11月1日の住民投票で反対が多数になったことによって、大阪都構想はひとまず幕引きとなった。 安堵と、歓喜と、互いの労をねぎらう乾杯と、少しの休息が終わったら、この10年間の維新との闘いを振り返ろう。何がここまで維新をのさばらせる要因だったのか、闘いがどこまで来ているのか、今回の住民投票で何が変わるのか、次にどこへ進むべきなのか。活発な議論を交わしていこう。

 漫才師の西川のりお氏は、都構想を支持する理由として、次のように語っている(『毎日』10月23日付)。

 「漫才ブームの1980年代、…東京のテレビ局には『大阪の芸人にはかなわない』という空気があった。商売の世界でも、大阪には松下電器産業(現パナソニック)のような元気な会社がたくさんあった。しかし今は、在阪テレビ局ですら東京に迎合し、…企業は東京に流出し、大阪の電気街・日本橋やおもちゃ屋が集まる松屋町筋商店街は、関東資本の家電量販店に客を奪われた。都構想が正解とは言い切れないが、『何かしなければ』という気持ちからおおむね賛成だ。反対多数になれば、現状のまま…」。


 街頭宣伝でつっかかってくる都構想支持派の人でも、この種の言い方をする人が多かったという印象だ。大阪は府と市がいがみ合っているうちに東京に引き離され、横浜や名古屋にも追い抜かれている、という誤解だ。その誤解の上に、維新府政の下で「大阪が成長してきた」という誤解が重ねられる。そして「大阪の成長を止めるな」が維新の殺し文句となった。

 これは、自治体の役割や住民自治のあり方についての完全な誤解である。あたかも自治体が経済成長の司令塔であるかのような言説が横行し、企業経営の論理で「効率化」が究極まで貫徹されるようになった。そこでは、トップダウンの意思決定と反対意見の徹底的な排除が常態化した。
 残念ながら自治体の現場からそれに対する抵抗らしい抵抗は見られなかったし、議会はますます無力化していった。

破壊と排除に抗う 真の住民自治を

都構想が法定協で可決され、市議会・府議会で採択された9月当初の時点では、住民投票での否決は相当に困難だと思われた。しかし、9~10月のさまざまなグループや個人の闘いの総和で、奇跡的な勝利が実現した。
 奇跡を起こしたのは、もちろん主体的要因が大きい。それについては各グループの総括の中で詳しく語られるだろう。
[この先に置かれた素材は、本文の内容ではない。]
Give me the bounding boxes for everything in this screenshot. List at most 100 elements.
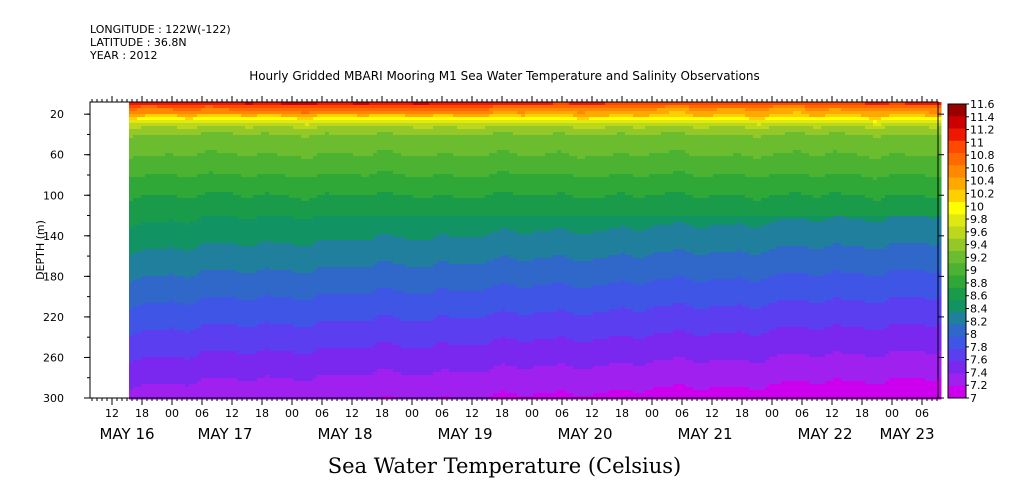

本稿では、客観的要因として次のことだけ指摘する。

 ①コロナ危機によって、インバウンド頼りの成長戦略の基盤が失われたこと、②維新の独裁的なやり方への反発あるいは危惧が広がっていること、③中央政治と地方政治の捻れ(公明・自民支持層でも反対が多数)。
 報道されている投票結果の分析を見る限り、前回との比較で注目されるのは20代の若い人たちで反対が多数になったことと、いわゆる無党派層で反対が6割を超えたことだろう。

 30代・40代のいわゆる「ロストジェネレーション」の間では、前回同様、賛成が反対をかなり上回っている。残念ながら、この世代に「大阪市を守れ」というメッセージは、彼ら・彼女らが今直面している問題に寄り添い、希望を感じさせることができなかったのだろう。

 主要5紙の論評は共通して、①大都市制度のあり方について、維新の問題提起と実績は評価できる、②しかし、維新のやり方に問題があった、③今後は、大都市制度のあり方について複数の選択肢を出して検討を進めるべき、と指摘している。いずれも自治体が経済成長の推進力となるべきという誤った前提に立って、財源と権力をどこに集中するべきかという議論だ。

 私たちが目指すべきなのはその真逆、開発主義とそれに伴う破壊と排除に抗して、住民の自治を取り戻すことである。